General election result: Hung Parliament, Tories largest party
The result of yesterday’s General Election is a hung Parliament in which the Conservatives are the largest party.
The Conservatives had secured 291 seats, significantly short of the 326 needed for the Parliamentary majority that would give them the keys to 10 Downing Street.Labour were trailing with 248 seats, while the Liberal Democrats had a disappointing night which saw them return 51 MPs.
The results have been marred by news that some voters were actually prevented from voting as returning officers closed the doors of polling station while queues of voters were still waiting outside as voting officially closed at 10pm.
The Conservatives have gained a net 91 seats and secured 36 per cent of the vote, while Labour lost a net 85 seats and had a 29 per cent share of the vote.
Speaking to supporters in his Kirkcaldy & Cowdenbeath constituency, Prime Minister Gordon Brown said that he was "proud of much of what the Labour government has achieved" and said that "the outcome of this election is not yet known".
Meanwhile the Liberal Democrats had a bad night, considering all the talk of “Cleggmania” and hopes that the party would even replace Labour as the main force on the left of British politics. Rather than reaping the 80 to 100 seats they hoped for, their number of seats actually fell by six to 51.
Any hopes of a historic win for the Lib Dems were dashed as the surge in support for Mr Clegg in the final few weeks failed to translate into votes. Mr Clegg admitted it had been a “disappointing night”.
According to the constitution the government will be formed by whichever party can get a parliamentary majority for the Queen’s speech, due in less than two weeks. All the focus is now on whether the Lib Dems will support Labour or the Conservatives, or whether the Tories will be able to form a minority government, perhaps with help from the DUP in Northern Ireland.

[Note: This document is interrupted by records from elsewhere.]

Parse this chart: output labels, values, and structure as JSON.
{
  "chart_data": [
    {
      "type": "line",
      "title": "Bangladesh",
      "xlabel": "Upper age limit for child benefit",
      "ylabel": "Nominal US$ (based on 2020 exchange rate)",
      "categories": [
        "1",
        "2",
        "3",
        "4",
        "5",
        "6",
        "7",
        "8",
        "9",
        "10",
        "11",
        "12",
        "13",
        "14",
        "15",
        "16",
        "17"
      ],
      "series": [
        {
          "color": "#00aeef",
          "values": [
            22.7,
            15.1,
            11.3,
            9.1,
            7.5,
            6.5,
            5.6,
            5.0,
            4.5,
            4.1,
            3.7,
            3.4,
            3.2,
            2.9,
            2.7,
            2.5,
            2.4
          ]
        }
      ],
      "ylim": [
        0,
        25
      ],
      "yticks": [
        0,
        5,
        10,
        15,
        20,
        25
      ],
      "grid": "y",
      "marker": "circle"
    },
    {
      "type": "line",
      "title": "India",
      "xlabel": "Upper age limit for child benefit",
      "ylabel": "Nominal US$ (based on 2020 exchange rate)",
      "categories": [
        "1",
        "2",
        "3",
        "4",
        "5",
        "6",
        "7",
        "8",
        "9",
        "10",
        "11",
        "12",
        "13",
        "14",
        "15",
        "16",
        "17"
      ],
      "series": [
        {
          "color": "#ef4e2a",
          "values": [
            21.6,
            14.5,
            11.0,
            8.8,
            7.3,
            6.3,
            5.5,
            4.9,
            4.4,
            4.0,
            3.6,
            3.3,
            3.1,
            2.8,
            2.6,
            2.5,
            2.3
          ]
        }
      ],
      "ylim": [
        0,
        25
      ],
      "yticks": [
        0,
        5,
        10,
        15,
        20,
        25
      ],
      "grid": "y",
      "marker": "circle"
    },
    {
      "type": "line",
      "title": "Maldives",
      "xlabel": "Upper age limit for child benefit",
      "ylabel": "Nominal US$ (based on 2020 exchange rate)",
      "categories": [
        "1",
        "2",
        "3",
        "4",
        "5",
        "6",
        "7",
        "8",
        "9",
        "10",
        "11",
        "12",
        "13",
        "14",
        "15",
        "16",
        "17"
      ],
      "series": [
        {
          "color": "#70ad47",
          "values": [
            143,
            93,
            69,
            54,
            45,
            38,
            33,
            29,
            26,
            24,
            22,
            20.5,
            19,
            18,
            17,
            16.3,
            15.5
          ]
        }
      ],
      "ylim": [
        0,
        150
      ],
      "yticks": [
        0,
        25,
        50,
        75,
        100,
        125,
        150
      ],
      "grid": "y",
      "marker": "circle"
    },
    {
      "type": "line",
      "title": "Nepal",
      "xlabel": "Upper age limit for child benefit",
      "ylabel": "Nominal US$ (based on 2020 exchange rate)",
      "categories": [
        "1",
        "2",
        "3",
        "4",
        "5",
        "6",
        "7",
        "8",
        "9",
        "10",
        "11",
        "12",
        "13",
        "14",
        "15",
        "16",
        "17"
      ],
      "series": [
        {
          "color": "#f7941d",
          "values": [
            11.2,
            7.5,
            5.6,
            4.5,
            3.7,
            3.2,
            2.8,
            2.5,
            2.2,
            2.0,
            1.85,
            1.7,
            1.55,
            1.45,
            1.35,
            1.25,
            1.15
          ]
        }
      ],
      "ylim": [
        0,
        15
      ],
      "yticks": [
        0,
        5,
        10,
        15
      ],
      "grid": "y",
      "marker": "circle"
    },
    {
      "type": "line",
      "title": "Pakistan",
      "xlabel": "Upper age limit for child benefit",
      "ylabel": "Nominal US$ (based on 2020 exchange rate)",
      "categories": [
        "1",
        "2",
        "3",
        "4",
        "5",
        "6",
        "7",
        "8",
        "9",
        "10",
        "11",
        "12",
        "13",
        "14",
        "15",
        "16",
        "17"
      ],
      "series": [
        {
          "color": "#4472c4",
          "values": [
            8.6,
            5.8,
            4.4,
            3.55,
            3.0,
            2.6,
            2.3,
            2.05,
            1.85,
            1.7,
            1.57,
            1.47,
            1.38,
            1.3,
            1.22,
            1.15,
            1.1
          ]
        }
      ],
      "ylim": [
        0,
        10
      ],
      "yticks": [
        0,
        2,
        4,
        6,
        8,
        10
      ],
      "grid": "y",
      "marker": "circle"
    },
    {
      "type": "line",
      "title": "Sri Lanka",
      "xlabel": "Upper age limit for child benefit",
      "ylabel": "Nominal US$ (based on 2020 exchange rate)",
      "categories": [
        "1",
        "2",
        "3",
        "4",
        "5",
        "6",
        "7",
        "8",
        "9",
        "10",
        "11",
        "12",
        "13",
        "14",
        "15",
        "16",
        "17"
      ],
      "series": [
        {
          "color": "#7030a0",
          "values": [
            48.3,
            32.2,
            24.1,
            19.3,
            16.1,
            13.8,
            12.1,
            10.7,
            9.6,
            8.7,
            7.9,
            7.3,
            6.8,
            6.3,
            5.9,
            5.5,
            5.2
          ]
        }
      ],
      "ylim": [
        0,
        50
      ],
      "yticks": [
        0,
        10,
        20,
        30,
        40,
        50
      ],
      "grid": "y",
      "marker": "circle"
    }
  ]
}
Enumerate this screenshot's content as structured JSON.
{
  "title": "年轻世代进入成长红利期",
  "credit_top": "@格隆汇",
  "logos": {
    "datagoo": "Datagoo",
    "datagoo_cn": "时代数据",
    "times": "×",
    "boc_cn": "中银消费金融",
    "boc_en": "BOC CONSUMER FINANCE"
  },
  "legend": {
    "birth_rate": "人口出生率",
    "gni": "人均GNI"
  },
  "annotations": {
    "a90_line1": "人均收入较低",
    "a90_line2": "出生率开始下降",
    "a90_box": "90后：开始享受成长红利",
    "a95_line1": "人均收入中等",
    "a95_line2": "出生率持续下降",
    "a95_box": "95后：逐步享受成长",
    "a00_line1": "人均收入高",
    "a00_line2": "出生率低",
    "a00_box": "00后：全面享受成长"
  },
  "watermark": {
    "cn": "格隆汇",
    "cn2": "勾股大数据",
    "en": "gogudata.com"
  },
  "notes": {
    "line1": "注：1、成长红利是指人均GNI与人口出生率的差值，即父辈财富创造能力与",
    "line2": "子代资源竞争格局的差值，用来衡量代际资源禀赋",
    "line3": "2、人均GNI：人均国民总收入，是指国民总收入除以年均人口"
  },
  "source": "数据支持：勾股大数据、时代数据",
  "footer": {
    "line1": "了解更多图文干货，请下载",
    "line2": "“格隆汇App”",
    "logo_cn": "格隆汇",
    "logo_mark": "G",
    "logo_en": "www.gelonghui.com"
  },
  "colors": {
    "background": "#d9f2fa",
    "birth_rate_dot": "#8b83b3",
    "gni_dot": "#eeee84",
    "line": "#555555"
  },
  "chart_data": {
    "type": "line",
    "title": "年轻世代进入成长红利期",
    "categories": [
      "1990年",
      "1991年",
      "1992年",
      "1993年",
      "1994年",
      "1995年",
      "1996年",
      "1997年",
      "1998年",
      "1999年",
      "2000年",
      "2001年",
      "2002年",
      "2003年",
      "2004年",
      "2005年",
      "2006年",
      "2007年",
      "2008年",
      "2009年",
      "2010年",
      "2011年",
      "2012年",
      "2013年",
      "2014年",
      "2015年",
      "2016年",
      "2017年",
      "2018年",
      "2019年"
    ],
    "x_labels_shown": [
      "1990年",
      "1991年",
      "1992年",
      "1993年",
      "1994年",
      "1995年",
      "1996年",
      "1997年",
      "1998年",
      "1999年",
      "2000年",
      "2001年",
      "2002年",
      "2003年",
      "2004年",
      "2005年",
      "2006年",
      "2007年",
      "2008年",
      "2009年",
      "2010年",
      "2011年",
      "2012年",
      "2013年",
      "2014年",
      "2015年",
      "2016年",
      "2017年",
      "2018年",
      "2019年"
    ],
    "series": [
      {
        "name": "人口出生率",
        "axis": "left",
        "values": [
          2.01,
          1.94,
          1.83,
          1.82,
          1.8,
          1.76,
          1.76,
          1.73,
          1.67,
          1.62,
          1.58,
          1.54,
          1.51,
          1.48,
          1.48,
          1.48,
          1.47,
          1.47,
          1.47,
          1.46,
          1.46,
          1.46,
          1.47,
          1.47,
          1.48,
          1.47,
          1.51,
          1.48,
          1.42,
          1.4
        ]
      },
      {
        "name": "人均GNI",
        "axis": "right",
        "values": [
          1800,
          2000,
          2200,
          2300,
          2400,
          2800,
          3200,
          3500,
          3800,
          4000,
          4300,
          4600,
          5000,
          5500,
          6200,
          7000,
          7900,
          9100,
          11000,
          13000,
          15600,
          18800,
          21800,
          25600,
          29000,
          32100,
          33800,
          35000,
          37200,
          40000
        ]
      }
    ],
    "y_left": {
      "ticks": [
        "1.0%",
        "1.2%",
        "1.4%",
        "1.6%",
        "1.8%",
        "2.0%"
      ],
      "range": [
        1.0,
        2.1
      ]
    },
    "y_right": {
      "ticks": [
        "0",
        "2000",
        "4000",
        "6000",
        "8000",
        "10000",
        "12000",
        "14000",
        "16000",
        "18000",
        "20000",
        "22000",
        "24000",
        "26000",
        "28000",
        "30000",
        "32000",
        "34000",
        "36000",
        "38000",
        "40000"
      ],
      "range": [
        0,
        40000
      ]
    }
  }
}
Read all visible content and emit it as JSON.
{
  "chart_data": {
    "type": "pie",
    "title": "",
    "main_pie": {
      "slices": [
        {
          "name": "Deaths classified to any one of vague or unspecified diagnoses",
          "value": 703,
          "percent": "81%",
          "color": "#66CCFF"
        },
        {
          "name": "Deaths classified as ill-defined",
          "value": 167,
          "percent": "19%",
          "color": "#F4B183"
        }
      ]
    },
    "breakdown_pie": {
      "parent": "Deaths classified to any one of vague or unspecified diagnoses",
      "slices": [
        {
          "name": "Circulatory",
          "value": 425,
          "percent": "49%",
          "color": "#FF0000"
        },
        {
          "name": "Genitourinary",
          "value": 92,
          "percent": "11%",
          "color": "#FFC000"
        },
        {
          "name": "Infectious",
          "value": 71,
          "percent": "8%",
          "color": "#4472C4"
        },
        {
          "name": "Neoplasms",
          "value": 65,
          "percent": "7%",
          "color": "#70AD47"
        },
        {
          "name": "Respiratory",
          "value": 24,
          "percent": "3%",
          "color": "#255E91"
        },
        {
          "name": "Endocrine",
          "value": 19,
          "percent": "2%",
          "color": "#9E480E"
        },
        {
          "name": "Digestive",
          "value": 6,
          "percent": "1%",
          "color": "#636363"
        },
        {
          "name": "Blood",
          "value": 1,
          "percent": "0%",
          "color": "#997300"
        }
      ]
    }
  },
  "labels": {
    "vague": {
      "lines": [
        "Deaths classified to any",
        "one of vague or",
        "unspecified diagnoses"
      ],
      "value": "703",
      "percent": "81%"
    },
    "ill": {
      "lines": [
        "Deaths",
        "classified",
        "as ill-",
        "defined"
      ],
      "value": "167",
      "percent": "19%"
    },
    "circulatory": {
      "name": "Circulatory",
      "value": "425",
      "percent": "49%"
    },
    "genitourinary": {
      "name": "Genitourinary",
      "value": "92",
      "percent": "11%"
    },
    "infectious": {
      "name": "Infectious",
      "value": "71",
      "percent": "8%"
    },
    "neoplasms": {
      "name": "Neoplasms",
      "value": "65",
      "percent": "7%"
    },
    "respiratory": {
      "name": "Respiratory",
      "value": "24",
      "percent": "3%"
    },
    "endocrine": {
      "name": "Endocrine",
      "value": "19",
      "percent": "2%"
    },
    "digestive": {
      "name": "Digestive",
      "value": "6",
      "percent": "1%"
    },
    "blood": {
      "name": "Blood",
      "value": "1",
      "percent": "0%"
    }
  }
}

Liberal Democrat leader Nick Clegg has signalled his support for the Tories to form the next Government.
He was quoted by The Telegraph as saying: "I have said that whichever party gets the most votes and the most seats has the first right to seek to govern, either on its own or by reaching out to other parties and I stick to that view," said the Lib Dem leader.
"I think it is now for the Conservative Party to prove that it is capable of seeking to govern in the national interest."
Conservative leader David Cameron has already told Gordon Brown that he should step aside.
In his acceptance speech in his constituency of Witney, Mr Cameron said: “I believe it is already clear that the Labour government has lost its mandate to govern our country.
“What is clear from these results is that our country wants change. That change requires new leadership. Strong, stable, decisive and good government. What will guide me is the national interest.”
The uncertainty following the election is also darkened by news that an investigation will be held by the Electoral Commission into events at polling stations where polling officers closed the doors to queuing voters once the closing time of 10:00pm was reached.
In Sheffield students not bringing their polling cards were blamed for slowing down the voting procedure. However in other places people could not vote due to polling stations not even having enough ballot papers. In addition while some polling officers closed the doors to voters at 10:00pm in accordance with the rules, others allowed voters in and closed the doors to prevent them from being influenced by exit polls.
The night saw a few big names lose their seats. Former Labour Education Secretary Charles Clarke lost his seat, as did Shahid Malik and Jacqui Smith, the first woman Home Secretary who also became notorious for her expenses claim.
The Liberal Democrats also lost one of their few well known MP’s when Lembit Opik lost his Montgomeryshire seat to the Tories. Some Christians may also be relieved to hear that Dr Evan Harris of Oxford West, lost his seat. Dr Harris' strong support for liberal laws on abortion and euthanasia have earned him the name “Dr Death”.
The evening also saw upsets for and by smaller parties. Peter Robinson, the First Minister of Northern Ireland and leader of the DUP lost his seat to the non-sectarian Alliance Party. Mr Robinson was rocked by scandal last year when it emerged that his wife was found to have had an affair and misused public money.
In the seat of Brighton Pavilion Caroline Lucas, leader of the Greens, became the first MP for the party in its history, after a highly focused campaign there.
Meanwhile there will have been sighs of relief in Barking where Labour minister Margaret Hodge easily defeated Nick Griffin, leader of the British National Party. Ms Hodge secured 24,600 votes, while Mr Griffin came third behind the Tories with only 8,000 votes.